= Arts Council of Winston-Salem Forsyth County =

US non-profit organization

Arts Council of Winston-Salem and Forsyth County, covering Winston-Salem and Forsyth County, North Carolina, US, claims to have been the first (1949) locally established arts council in the United States. Now there are more than 4,000. Arts Council raises funds for the arts, advocates for the arts, sponsors events with other arts organizations, provides educational opportunities, develops social capital, and assists economic development. It relies on volunteers and contributors (both private and public) to run effectively.

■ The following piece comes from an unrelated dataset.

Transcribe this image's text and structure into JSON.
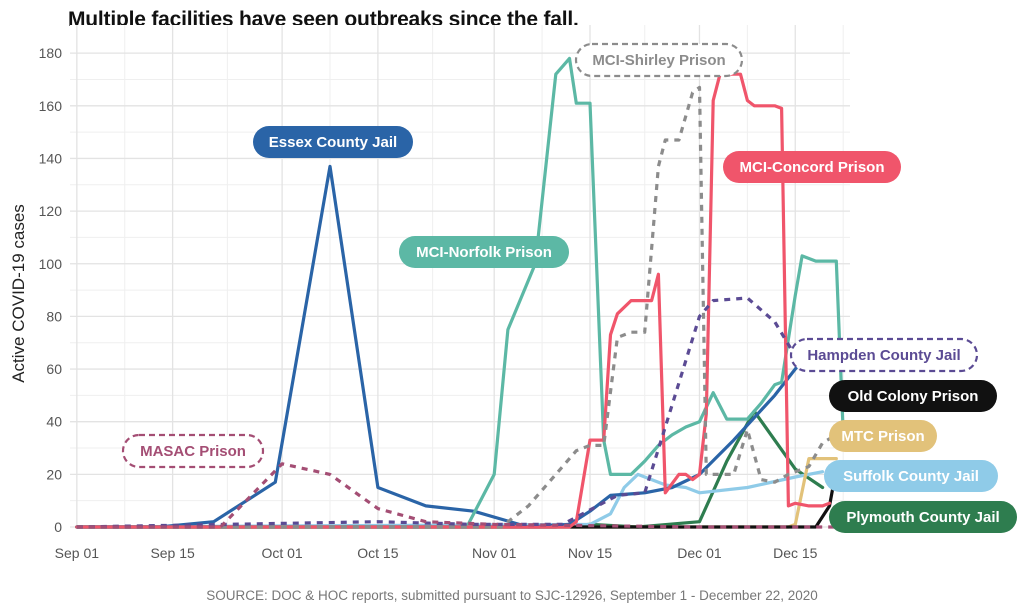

Arts Council employs 12 full-time staff members, and has an active Board of Trustees with more than 30 members.

==History==
Arts Council was founded in 1949 with $7,200 in seed money from the Junior League of Winston-Salem. They were the first arts council created in the United States and continue to be a model for similar organizations throughout the country. In the late 1980s, city and county leaders recognized Arts Council as the official local arts agency for public arts funding. The organization raises funds on an annual basis to support artists and arts and cultural organizations.
Arts Council owns and operates a campus in Downtown Winston-Salem that includes three theatres (Hanesbrands Theatre, Reynolds Place Theatre, and Mountcastle Forum), two galleries (Main Gallery and Associated Artists of Winston-Salem's Three Corners Gallery, Sawtooth School for Visual Art (tenant), and an extension building that is home to The Little Theatre of Winston-Salem and North Carolina Black Reparatory.

==Community impact==
Arts Council states that for 75 years, it has aimed to "provide proactive leadership and spark cultural growth." Their sponsored programs provide arts education to school children, help artists advance their careers, and help organizations in the community provide performances, exhibits and events throughout the year. It is estimated that annually they reach 800,000 local residents and school children through programs and initiatives.
The arts have a substantial economic impact on Winston-Salem and Forsyth County.